Perdues dans New York est peut être paradoxalement le film le plus hermétique mais aussi le plus compréhensible des films expérimentaux de Jean Rollin. Concentré sur 52 petites minutes ce moyen métrage de 1989 est une sorte de long poème fantastique à la gloire de l'évasion et de l'imaginaire mettant en scène deux femmes et amies aux différents âges de leurs vies. Si le film ne perd pas trop le spectateurs dans les méandres sinueuse de son univers onirique c'est que Jean Rollin lui même accompagne tout le film de sa voix off afin d'expliquer plus ou moins ce qui se passe à l'écran.


Perdues dans New York c'est donc l'histoire de Marie et Michelle qui se rencontrent enfants et qui possèdent la même faculté à s'évader par le rêve et la fiction à travers le monde et différents univers. Avec l'aide d'une amulette magique les deux femmes semblent pouvoir vagabonder, se perdre et se retrouver au fil d'errance poétique et fantastique et à travers le temps et l'espace.


Si Jean Rollin livre les grandes clefs de son récit fantasmagorique, il faudra toutefois se laisser une nouvelle fois porter par l'univers si particuliers du réalisateur qui nous entraine ici pour un long rêve entre Rome, New York et la plage de Pourville-sur-Mer qui est l'endroit presque symbolique et emblématique de sa filmographie . Si l'on connaissait déjà la fascination du réalisateur pour les vieilles pierres, les châteaux et les cimetière, on lui découvre ici une nouvelle passion pour l'univers urbain de New York qu'il filme avec un évident amour et émerveillement. Certes Jean Rollin ne réinvente pas New York mais il en donne une image étrange entre le regard d'un poète et celui d'un touriste de base. Nous n'échapperons donc pas à l'immensité des buildings filmés en contre plongé, aux taxis jaunes et aux néons publicitaires mais Jean Rollin s'attarde aussi à filmer des choses plus singulières comme des fresques murales, des affiches déchirées, les fameux escaliers métalliques extérieurs et bien sûr quelques tombes dans le jardin du presbytère de Manhattan. Le voyage n'est donc pas désagréable en soit, il réserve même quelques très jolis images même si on ne se plaindra pas non plus de la si courte durée du film.

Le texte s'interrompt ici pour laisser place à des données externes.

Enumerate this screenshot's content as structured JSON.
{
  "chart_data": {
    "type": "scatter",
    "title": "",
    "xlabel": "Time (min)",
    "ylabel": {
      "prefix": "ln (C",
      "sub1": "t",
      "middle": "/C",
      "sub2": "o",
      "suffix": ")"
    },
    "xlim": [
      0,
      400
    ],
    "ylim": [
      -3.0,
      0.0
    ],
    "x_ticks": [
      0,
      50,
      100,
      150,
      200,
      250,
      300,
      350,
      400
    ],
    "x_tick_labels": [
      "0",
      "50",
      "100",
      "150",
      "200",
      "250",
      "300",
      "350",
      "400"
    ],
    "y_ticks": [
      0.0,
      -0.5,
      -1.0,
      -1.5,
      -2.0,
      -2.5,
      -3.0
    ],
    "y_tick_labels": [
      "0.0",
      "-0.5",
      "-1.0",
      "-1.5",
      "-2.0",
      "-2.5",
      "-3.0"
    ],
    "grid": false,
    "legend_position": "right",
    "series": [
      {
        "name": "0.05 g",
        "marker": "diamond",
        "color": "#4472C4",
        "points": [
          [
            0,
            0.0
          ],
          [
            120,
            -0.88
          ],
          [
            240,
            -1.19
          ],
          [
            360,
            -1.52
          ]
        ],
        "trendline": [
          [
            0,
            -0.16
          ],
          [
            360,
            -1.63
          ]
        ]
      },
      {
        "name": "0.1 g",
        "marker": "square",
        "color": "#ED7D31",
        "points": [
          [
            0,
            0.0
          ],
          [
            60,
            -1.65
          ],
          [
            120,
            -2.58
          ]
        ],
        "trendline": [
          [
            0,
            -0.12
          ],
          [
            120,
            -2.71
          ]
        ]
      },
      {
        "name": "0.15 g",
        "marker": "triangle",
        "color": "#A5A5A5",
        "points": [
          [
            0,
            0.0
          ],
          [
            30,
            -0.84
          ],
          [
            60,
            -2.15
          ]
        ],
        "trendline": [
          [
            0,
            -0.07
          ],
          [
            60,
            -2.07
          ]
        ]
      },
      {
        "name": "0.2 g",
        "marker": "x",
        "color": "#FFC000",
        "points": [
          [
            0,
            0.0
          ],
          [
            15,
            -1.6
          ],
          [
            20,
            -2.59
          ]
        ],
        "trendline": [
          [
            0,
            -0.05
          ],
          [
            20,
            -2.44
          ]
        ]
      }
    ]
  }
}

Perdues dans New York raconte donc l'histoire d'une vielle femme seule qui se remémore sa vie en compagnie d'une amie rencontrée alors qu'elle était une petite fille et perdue ensuite entre rêve et réalité dans l'univers urbain de New York. Les deux petites filles avec l'aide d'une amulette magique, de leur imagination et de récits fantastiques pouvaient ainsi voyager à travers le monde et le temps. L'occasion pour Jean Rollin de citer copieusement ses références littéraires et cinématographiques qui vont de Claude Miller à Orson Welles en passant par Chaplin, Peter Weir, Fritz Lang, Jean Vigo ou Franju. Bon on notera que Jean Rollin en profite pour se citer aussi copieusement que un peu prétentieusement au milieu de ses illustres réalisateurs, mais après tout on est jamais aussi bien servi que par soit même. Sans être basé sur un récit linéaire et structuré Perdues dans New York se suit sans déplaisir et parvient même à susciter une certaine émotion lors de très joli son final. On retrouve avec plaisir en personnage principale la comédienne et fidèle complice du réalisateur Nathalie Perrey , quant aux autres actrices elles ont l'avantage de n'avoir presque pas de dialogue ce qui estompe un peu la direction d'acteur si particulière de Jean Rollin. On notera toutefois que le réalisateur réussira à faire mentir cet adage que les enfants jouent toujours justes puisque l'une des deux petites filles (super mimi au demeurant) semble se foutre royalement de ce qu'elle joue mais s'amuser beaucoup à être là. Quant aux amateurs des obsession de Jean Rollin ils seront sans doute heureux d'apprendre qu'il y-a tout de même dans ce film un peu en marge une femme vampire et une sculpturale prêtresse vaudou qui danse longuement toute nue.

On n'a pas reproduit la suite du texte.